Compare UsingTheStylus, PieMenu.

|CategoryInterfaceDesign|


To avoid DominantHandBias, Microsoft has come to name the left mouse button the action button, and the right button the context button. Macintosh still calls their only mouse button, "the mouse." Of course, Macintosh users go through QuasiMode? acrobatics to use the mouse.


I hate to disagree, but those are typically the farthest pixels (or at least 3 of them are) from my pointer. And since I use a trackball, getting to them can be very slow (as many as 4 separate movements after I've positioned my hand on the trackball). On The Other Hand, anything within 5-600 pixels is quick and easy. Put an important UI element in a corner, and I will curse you for all eternity.

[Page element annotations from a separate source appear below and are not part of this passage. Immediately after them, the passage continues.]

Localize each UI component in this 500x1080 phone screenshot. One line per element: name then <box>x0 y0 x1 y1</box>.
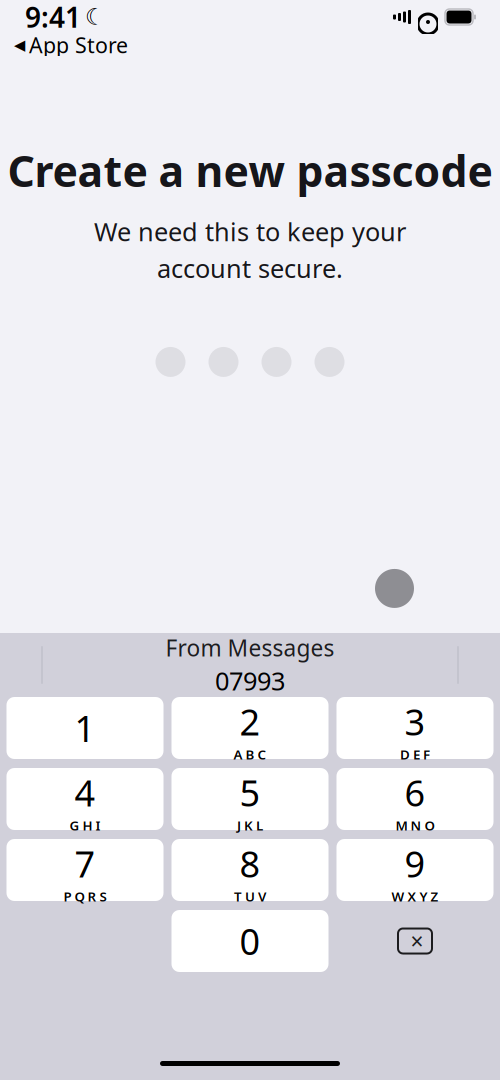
staticText: 07993 <box>215 664 285 697</box>
staticText: ◀ <box>14 37 25 53</box>
staticText: 9 <box>404 840 426 888</box>
button[interactable]: 1 <box>6 697 164 759</box>
staticText: 2 <box>240 698 260 746</box>
staticText: 4 <box>74 769 96 816</box>
staticText: A B C <box>234 746 266 763</box>
staticText: × <box>410 926 424 956</box>
button[interactable]: ◀ <box>14 31 128 59</box>
button[interactable]: 5 <box>172 768 328 830</box>
button[interactable]: 7 <box>6 839 164 901</box>
staticText: 7 <box>74 840 96 888</box>
staticText: G H I <box>70 817 100 834</box>
staticText: M N O <box>396 817 434 834</box>
button[interactable]: 2 <box>172 697 328 759</box>
button[interactable]: 0 <box>172 910 328 972</box>
staticText: App Store <box>29 31 128 59</box>
staticText: D E F <box>400 746 430 763</box>
staticText: W X Y Z <box>392 888 438 905</box>
staticText: From Messages <box>166 633 334 663</box>
staticText: 3 <box>404 698 426 746</box>
staticText: 0 <box>240 917 260 965</box>
staticText: T U V <box>234 888 266 905</box>
staticText: 8 <box>240 840 260 888</box>
button[interactable]: 4 <box>6 768 164 830</box>
staticText: We need this to keep your <box>94 215 406 248</box>
staticText: account secure. <box>157 251 343 285</box>
staticText: P Q R S <box>64 888 106 905</box>
staticText: 6 <box>404 769 426 816</box>
button[interactable]: 6 <box>336 768 494 830</box>
button[interactable]: Delete <box>336 910 494 972</box>
staticText: J K L <box>237 817 263 834</box>
button[interactable]: 3 <box>336 697 494 759</box>
staticText: 5 <box>240 769 260 816</box>
staticText: 9:41 <box>25 0 81 36</box>
button[interactable]: From Messages <box>136 629 364 701</box>
button[interactable]: 8 <box>172 839 328 901</box>
staticText: 1 <box>74 704 96 752</box>
button[interactable]: 9 <box>336 839 494 901</box>
staticText: Create a new passcode <box>8 142 492 199</box>
staticText: ☾ <box>85 4 105 30</box>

By FittsLaw, the corners are the easiest to reach for the mouse as they are infinite in extent in two dimensions. In other words, you just winge the mouse in those directions and it is almost impossible to miss them. On the other hand, if you winge a trackball, the cursor will actually crawl away from the corner near the end of its rotation due to frictional effects as the curve of its rotation changes. This makes the corners inappropriate for trackball usage, just as they are inappropriate for tablet or stylus usage. However, the vast majority of users have mice, not trackballs, so it becomes a trade off between universal ease of use (by researching, designing, and implementing multiple user interface systems) and cost effectiveness.

Actually, the problem comes with a large screen, and a trackball w/high resolution - you move the ball relatively large amounts to traverse the screen. I can hit the ball, have it spin and stop 4 times while crossing a 1600x1200 desktop diagonally. No problem once I hit the corner (mine stays in the corner, don't know where you've seen the crawl problem).

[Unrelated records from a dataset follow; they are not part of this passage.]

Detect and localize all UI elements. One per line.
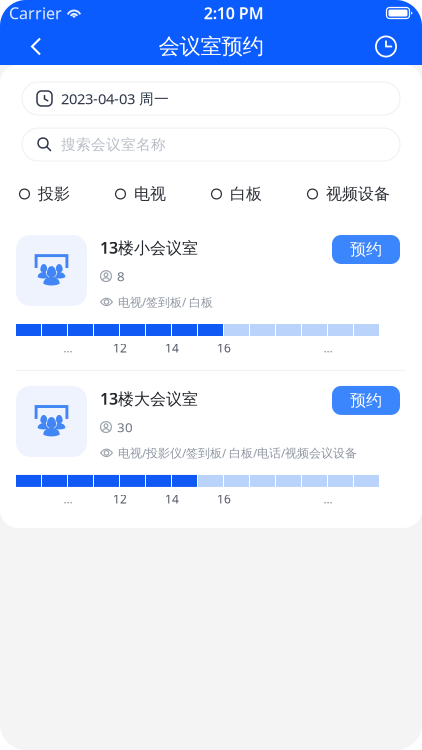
button[interactable]: 预约 — [332, 235, 400, 264]
staticText: 电视/投影仪/签到板/ 白板/电话/视频会议设备 — [118, 445, 357, 461]
staticText: 13楼小会议室 — [100, 237, 198, 258]
button[interactable]: Booking history — [364, 28, 408, 66]
staticText: 预约 — [350, 391, 382, 410]
button[interactable]: Back — [14, 28, 58, 66]
button[interactable]: 电视 — [115, 185, 211, 203]
staticText: 14 — [165, 491, 179, 507]
staticText: 30 — [117, 418, 133, 436]
staticText: ... — [64, 491, 72, 507]
button[interactable]: 视频设备 — [307, 185, 403, 203]
staticText: 2:10 PM — [204, 2, 264, 24]
button[interactable]: 搜索会议室名称 — [22, 128, 400, 161]
staticText: ... — [324, 340, 332, 356]
button[interactable]: 投影 — [19, 185, 115, 203]
staticText: 16 — [217, 491, 231, 507]
staticText: 会议室预约 — [158, 33, 264, 60]
button[interactable]: 白板 — [211, 185, 307, 203]
button[interactable]: 13楼大会议室 — [16, 386, 406, 507]
staticText: 2023-04-03 周一 — [61, 89, 169, 108]
staticText: 电视/签到板/ 白板 — [118, 294, 213, 310]
staticText: 投影 — [38, 184, 70, 204]
staticText: ... — [64, 340, 72, 356]
staticText: Carrier — [9, 2, 62, 24]
staticText: 13楼大会议室 — [100, 388, 198, 409]
button[interactable]: 13楼小会议室 — [16, 235, 406, 356]
staticText: 16 — [217, 340, 231, 356]
staticText: 搜索会议室名称 — [61, 136, 166, 154]
staticText: 12 — [113, 491, 127, 507]
staticText: 12 — [113, 340, 127, 356]
staticText: 电视 — [134, 184, 166, 204]
staticText: 白板 — [230, 184, 262, 204]
staticText: ... — [324, 491, 332, 507]
button[interactable]: 2023-04-03 周一 — [22, 82, 400, 115]
button[interactable]: 预约 — [332, 386, 400, 415]
staticText: 预约 — [350, 240, 382, 259]
staticText: 8 — [117, 267, 125, 285]
staticText: 视频设备 — [326, 184, 390, 204]
staticText: 14 — [165, 340, 179, 356]
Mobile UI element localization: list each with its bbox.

My point is merely that assuming all users use the same input devices is bad. Using techniques which are only beneficial to a single input device is bad. Taking things to extremes frequently causes more trouble than it's worth when your base assumptions turn out to be false (how about the X-Ray machine that lighted up the "on" and "off" buttons - so that "off" was lighted while it was turned on. German designers, U.S. users. Thank god for the safety interlocks on the door... and the best part was that doing it the other way would have caused problems in Germany.)

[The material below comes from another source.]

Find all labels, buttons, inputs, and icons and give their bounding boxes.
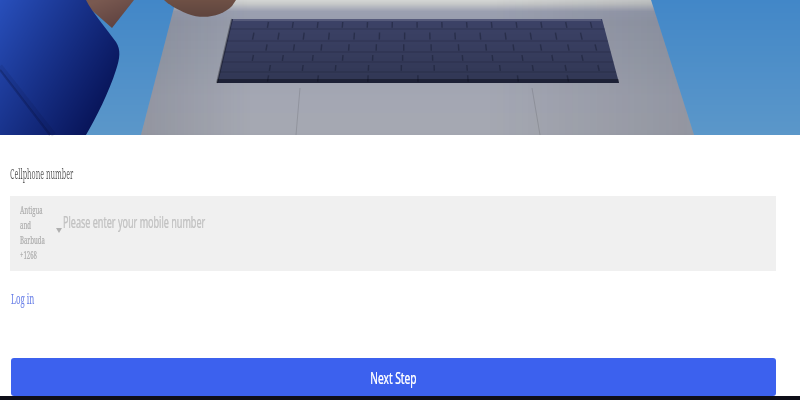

The solution is to replace all mice with trackballs. It was not obvious that the mouse was a poor choice because (obviously) before we had pointer-driven UIs, we had little experience with pointers. Ancient CAD systems had "pucks", which may (or may not) have encouraged Xerox and Apple to choose mice. But pucks were built with crosshaired windows, providing a rough-and-ready method of digitizing paper drawings; they were also often used with menu pads. (Still a bad idea, but then there were some reasons.) The original Mac mouse was cursed by graphic designers as "trying to draw with a pencil tied to a brick." And we all know how silly it was to dumb it down to one button.

Kensington (plug) has made a fine, ambidextrous, 4-button trackball for many years. A mouse is pretty much just an upside-down trackball; it was a stupid choice for a pointer, that's all. If manufacturers shipped this product instead of a 3-button mouse, volume would drive the cost down to current mouse costs.